LG has their Scarlet TV and Samsung has their Crystal Design. If you have a red feature wall then do the Koreans have the TVs for YOU! Samsung's flagship televisions sport the Crystal design which uses a finish invented by car manufacturers and is "inspired by the glass-blowers of Murano, Italy" apparently. What you get is a slight red accent which is a lot subtler in person than it appears in the product shots here. CNET Asia's Philip Wong may be gaga over it, but we'll just say that it looks "nice".
Design notwithstanding, the TV also packs a variety of features into the box. First is the 1920 by 1080 resolution, followed by a whopping four HDMI ports, and a "wheel" remote. Unfortunatley it misses out on 100Hz, but for gamers in particular this is a good thing &mdash less lag.
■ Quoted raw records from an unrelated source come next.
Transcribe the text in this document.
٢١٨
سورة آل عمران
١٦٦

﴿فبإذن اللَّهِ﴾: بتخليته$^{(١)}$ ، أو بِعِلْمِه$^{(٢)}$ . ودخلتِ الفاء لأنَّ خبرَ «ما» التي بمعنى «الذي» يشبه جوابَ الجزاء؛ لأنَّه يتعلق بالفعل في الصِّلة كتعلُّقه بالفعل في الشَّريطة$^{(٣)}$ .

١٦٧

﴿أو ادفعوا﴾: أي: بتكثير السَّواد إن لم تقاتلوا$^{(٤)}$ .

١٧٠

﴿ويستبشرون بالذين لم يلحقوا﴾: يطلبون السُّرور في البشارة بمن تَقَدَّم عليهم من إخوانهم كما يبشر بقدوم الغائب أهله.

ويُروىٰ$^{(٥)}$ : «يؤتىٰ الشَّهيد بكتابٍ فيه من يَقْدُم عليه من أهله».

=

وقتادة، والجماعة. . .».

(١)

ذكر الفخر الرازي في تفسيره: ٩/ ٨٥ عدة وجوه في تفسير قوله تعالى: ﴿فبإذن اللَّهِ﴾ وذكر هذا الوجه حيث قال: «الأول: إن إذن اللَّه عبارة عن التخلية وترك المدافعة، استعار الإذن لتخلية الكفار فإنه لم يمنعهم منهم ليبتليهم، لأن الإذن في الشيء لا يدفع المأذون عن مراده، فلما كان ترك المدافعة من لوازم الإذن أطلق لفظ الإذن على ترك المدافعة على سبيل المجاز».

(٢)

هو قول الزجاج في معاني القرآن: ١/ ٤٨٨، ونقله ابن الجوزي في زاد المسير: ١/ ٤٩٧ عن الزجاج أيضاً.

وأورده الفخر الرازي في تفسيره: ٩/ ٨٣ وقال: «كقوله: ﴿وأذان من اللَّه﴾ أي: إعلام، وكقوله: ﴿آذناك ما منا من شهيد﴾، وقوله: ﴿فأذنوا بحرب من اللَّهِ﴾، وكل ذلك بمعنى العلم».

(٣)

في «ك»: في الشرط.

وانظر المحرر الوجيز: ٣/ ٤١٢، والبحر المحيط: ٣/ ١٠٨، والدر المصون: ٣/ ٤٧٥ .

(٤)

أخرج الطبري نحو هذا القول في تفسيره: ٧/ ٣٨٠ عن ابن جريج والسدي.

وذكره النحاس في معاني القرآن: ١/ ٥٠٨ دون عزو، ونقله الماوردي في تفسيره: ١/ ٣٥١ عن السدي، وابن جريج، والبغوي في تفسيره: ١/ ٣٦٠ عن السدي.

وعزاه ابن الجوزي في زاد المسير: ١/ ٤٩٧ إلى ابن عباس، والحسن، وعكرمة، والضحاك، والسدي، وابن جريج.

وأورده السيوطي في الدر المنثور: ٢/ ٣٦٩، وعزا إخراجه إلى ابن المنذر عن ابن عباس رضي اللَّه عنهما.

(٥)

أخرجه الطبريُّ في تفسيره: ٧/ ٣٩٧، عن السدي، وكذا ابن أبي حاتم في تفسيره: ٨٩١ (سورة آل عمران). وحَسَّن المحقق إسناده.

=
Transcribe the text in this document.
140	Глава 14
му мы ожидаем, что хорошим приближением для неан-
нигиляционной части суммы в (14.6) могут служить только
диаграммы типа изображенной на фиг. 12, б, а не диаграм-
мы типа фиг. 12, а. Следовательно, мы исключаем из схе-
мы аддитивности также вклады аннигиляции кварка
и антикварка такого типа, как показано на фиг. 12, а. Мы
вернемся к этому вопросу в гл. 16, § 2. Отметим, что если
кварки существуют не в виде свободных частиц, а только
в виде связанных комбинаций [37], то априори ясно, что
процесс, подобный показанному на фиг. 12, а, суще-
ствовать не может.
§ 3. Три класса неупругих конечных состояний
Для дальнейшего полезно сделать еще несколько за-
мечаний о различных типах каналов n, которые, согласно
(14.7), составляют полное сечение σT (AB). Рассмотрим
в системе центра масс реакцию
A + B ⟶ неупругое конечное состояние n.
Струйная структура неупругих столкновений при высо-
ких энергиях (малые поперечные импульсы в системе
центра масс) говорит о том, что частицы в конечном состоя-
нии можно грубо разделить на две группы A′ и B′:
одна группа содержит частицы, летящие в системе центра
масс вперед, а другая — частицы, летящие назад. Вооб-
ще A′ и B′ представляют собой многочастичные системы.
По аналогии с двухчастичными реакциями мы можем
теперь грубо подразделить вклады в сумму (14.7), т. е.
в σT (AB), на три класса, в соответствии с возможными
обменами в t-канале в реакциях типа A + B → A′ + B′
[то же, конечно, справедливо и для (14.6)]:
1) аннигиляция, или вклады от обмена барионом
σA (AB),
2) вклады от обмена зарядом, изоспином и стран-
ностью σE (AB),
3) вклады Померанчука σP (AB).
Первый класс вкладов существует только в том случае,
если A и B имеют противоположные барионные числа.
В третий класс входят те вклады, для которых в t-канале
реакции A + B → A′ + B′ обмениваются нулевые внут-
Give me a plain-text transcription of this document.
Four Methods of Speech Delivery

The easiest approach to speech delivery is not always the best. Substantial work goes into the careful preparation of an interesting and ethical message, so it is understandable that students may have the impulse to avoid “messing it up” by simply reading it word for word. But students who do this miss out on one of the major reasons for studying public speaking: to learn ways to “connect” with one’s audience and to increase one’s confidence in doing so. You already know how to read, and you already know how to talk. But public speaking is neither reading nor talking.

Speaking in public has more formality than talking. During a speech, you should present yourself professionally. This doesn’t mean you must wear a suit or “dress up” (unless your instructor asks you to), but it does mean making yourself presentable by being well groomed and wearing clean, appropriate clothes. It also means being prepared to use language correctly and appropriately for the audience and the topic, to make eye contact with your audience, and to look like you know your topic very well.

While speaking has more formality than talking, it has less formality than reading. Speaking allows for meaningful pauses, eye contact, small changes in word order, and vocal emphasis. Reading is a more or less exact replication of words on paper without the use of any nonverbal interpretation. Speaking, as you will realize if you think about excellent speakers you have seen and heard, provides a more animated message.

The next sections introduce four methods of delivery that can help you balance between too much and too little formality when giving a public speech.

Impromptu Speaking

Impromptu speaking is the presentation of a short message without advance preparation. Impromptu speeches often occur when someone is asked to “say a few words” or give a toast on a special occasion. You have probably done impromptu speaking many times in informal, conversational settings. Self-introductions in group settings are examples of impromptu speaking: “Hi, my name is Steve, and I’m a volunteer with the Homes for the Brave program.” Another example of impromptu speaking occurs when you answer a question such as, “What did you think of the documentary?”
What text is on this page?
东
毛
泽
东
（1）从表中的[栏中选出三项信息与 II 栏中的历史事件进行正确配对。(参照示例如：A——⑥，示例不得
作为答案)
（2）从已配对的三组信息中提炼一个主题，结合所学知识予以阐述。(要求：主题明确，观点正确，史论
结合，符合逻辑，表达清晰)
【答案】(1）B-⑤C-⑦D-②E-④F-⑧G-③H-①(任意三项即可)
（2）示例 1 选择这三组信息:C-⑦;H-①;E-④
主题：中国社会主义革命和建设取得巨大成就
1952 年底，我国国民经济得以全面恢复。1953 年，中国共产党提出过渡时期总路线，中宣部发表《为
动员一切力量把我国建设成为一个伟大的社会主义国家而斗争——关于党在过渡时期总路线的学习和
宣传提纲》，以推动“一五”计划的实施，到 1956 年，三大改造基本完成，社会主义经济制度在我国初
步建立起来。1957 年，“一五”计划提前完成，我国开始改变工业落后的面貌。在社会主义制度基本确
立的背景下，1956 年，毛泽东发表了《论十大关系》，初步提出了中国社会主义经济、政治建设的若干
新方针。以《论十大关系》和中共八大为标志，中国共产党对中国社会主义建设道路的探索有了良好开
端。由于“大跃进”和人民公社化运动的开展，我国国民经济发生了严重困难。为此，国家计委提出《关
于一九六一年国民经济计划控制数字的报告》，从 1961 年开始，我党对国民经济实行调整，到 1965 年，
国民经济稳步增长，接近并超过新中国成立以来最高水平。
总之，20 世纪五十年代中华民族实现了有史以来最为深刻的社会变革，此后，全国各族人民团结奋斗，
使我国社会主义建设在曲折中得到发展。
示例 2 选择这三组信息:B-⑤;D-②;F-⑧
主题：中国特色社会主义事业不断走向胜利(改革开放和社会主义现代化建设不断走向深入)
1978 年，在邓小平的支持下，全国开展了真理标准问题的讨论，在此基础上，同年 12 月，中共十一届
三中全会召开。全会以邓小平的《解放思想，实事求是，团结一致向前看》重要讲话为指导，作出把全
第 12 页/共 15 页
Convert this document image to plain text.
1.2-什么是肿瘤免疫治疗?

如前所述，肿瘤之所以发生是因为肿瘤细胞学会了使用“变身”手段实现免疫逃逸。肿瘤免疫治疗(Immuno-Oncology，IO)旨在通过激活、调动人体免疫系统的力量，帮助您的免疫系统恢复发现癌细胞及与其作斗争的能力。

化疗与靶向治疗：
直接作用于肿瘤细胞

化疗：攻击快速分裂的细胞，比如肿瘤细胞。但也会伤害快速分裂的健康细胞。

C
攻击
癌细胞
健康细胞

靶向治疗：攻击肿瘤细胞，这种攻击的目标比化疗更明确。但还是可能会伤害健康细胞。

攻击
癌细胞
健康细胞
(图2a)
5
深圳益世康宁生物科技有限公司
For us, 1080p is too large a resolution for such a small TV. There's no real way you'll be able to distinguish differences between it and 720p at your average one to two-metre distance. But on the flipside, it means that you will have access to more content via the HD FTA channels.
Unlike the other TVs in Samsung's new ranges, this TV has a comparatively low dynamic contrast of 15,000:1 (down from a million, but which might as well be a gazillion given the nature of dynamic ratings). This means you won't get the deep, rich blacks you'll see on other 6 series TVs.
The design looks great, the feature list is fairly pimped out, but this TV still makes us hesitate. We'd accept a 1080p compatible TV at this size — which means it would downscale to 720p or the equivalent — if it meant outlaying less cash. Will the public go for it? Time will only tell.